Paris’ renowned Centre Pompidou is among the largest modern-art museums in Europe (and the world), holding 120,000 works from countless disciplines and art forms.
In a coup for Melbourne, as part of a long-term collaboration, Centre Pompidou will be Sth Bnk’s official cultural partner. With plans to create art programs to engage young (and young-at-heart) art lovers, there’ll be a 3000-square-metre gallery space within the development, hosting regular exhibitions, workshops and cultural events. And just as in the Paris centre, the focus will be on modern and contemporary art.

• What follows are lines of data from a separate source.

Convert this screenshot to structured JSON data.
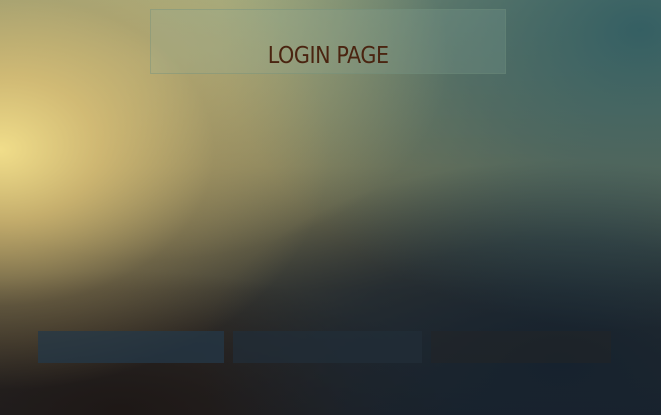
{
  "page": {
    "title": "LOGIN PAGE"
  },
  "colors": {
    "title_text": "#4a2410",
    "background_warm": "#f0dc8a",
    "background_cool": "#305c62",
    "background_dark": "#16222e"
  },
  "footer": {
    "tabs": [
      {
        "label": ""
      },
      {
        "label": ""
      },
      {
        "label": ""
      }
    ]
  }
}
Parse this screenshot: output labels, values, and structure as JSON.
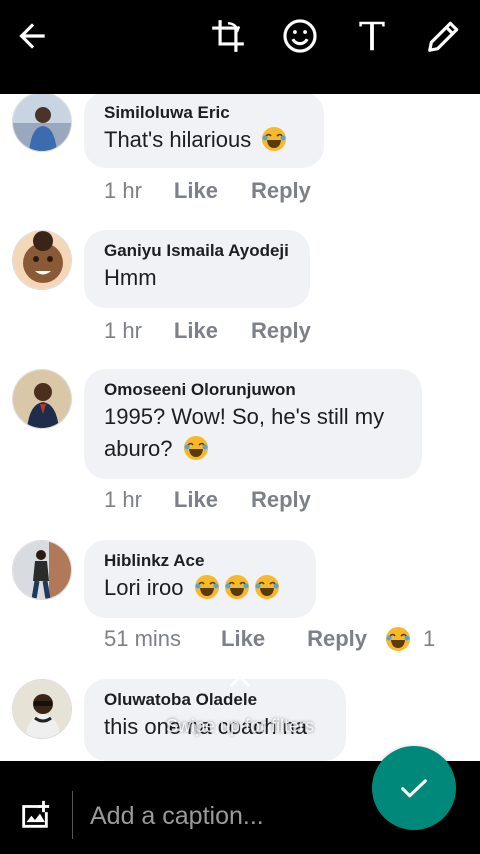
{
  "toolbar": {
    "icons": [
      "back-arrow-icon",
      "crop-rotate-icon",
      "emoji-icon",
      "text-icon",
      "pencil-icon"
    ]
  },
  "comments": [
    {
      "author": "Similoluwa Eric",
      "text": "That's hilarious",
      "emoji": [
        "joy"
      ],
      "time": "1 hr",
      "like": "Like",
      "reply": "Reply"
    },
    {
      "author": "Ganiyu Ismaila Ayodeji",
      "text": "Hmm",
      "emoji": [],
      "time": "1 hr",
      "like": "Like",
      "reply": "Reply"
    },
    {
      "author": "Omoseeni Olorunjuwon",
      "text1": "1995? Wow! So, he's still my",
      "text2": "aburo?",
      "emoji": [
        "joy"
      ],
      "time": "1 hr",
      "like": "Like",
      "reply": "Reply"
    },
    {
      "author": "Hiblinkz Ace",
      "text": "Lori iroo",
      "emoji": [
        "joy",
        "joy",
        "joy"
      ],
      "time": "51 mins",
      "like": "Like",
      "reply": "Reply",
      "reaction_count": "1"
    },
    {
      "author": "Oluwatoba Oladele",
      "text": "this one na coach na"
    }
  ],
  "overlay": {
    "swipe_hint": "Swipe up for filters"
  },
  "bottom": {
    "caption_placeholder": "Add a caption..."
  },
  "colors": {
    "send_button": "#00897b",
    "bubble": "#f0f2f5",
    "meta_text": "#7d8086"
  }
}
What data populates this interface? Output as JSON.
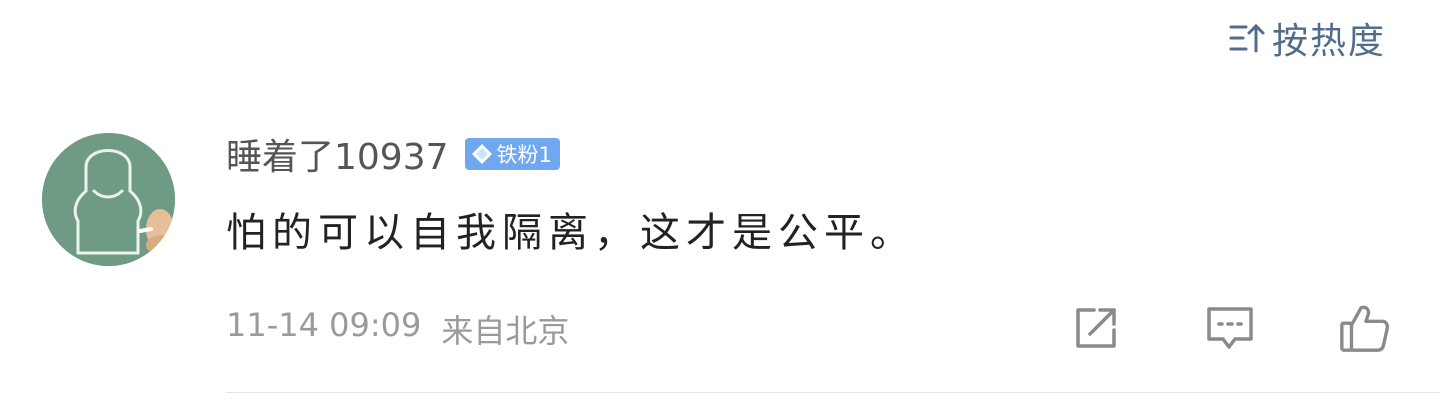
{
  "sort": {
    "label": "按热度",
    "icon": "sort-icon"
  },
  "comment": {
    "username": "睡着了10937",
    "badge": "铁粉1",
    "text": "怕的可以自我隔离，这才是公平。",
    "time": "11-14 09:09",
    "location": "来自北京"
  },
  "actions": {
    "share_icon": "share-icon",
    "reply_icon": "comment-icon",
    "like_icon": "thumbs-up-icon"
  },
  "colors": {
    "accent": "#506d8c",
    "badge": "#6fa8ef",
    "avatar_bg": "#6f9b85"
  }
}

“I am very excited at this first step of such an innovative partnership,” Centre Pompidou executive director Julie Narbey said in a statement. “We are confident it will help us, together with Beulah’s ambitious and dynamic teams, explore daring new ways of reaching goals that have always been dear to our hearts: enabling young people to discover and enjoy the inspiring intersection of culture, arts, creativity and innovation.”
Centre Pompidou opened in 1977 as a new cultural hub for Paris. The building itself – in the Beaubourg area of the fourth arrondissement – is an icon of 20th-century architecture, with its striking glass, steel and coloured tubing. Designed by Renzo Piano and the late Richard Rogers, it attracted more than three million visitors per year pre-pandemic. Inside is a public library, a centre for music and acoustic research, and the Musée National d’Art Moderne, France’s national museum for modern art. It holds works by Marcel Duchamp, Frida Kahlo, Yves Klein, Piet Mondrian and Henri Matisse. More than 100 works by the latter are currently on display in Sydney as part of Matisse: Life and Spirit, Masterpieces From the Centre Pompidou, Paris.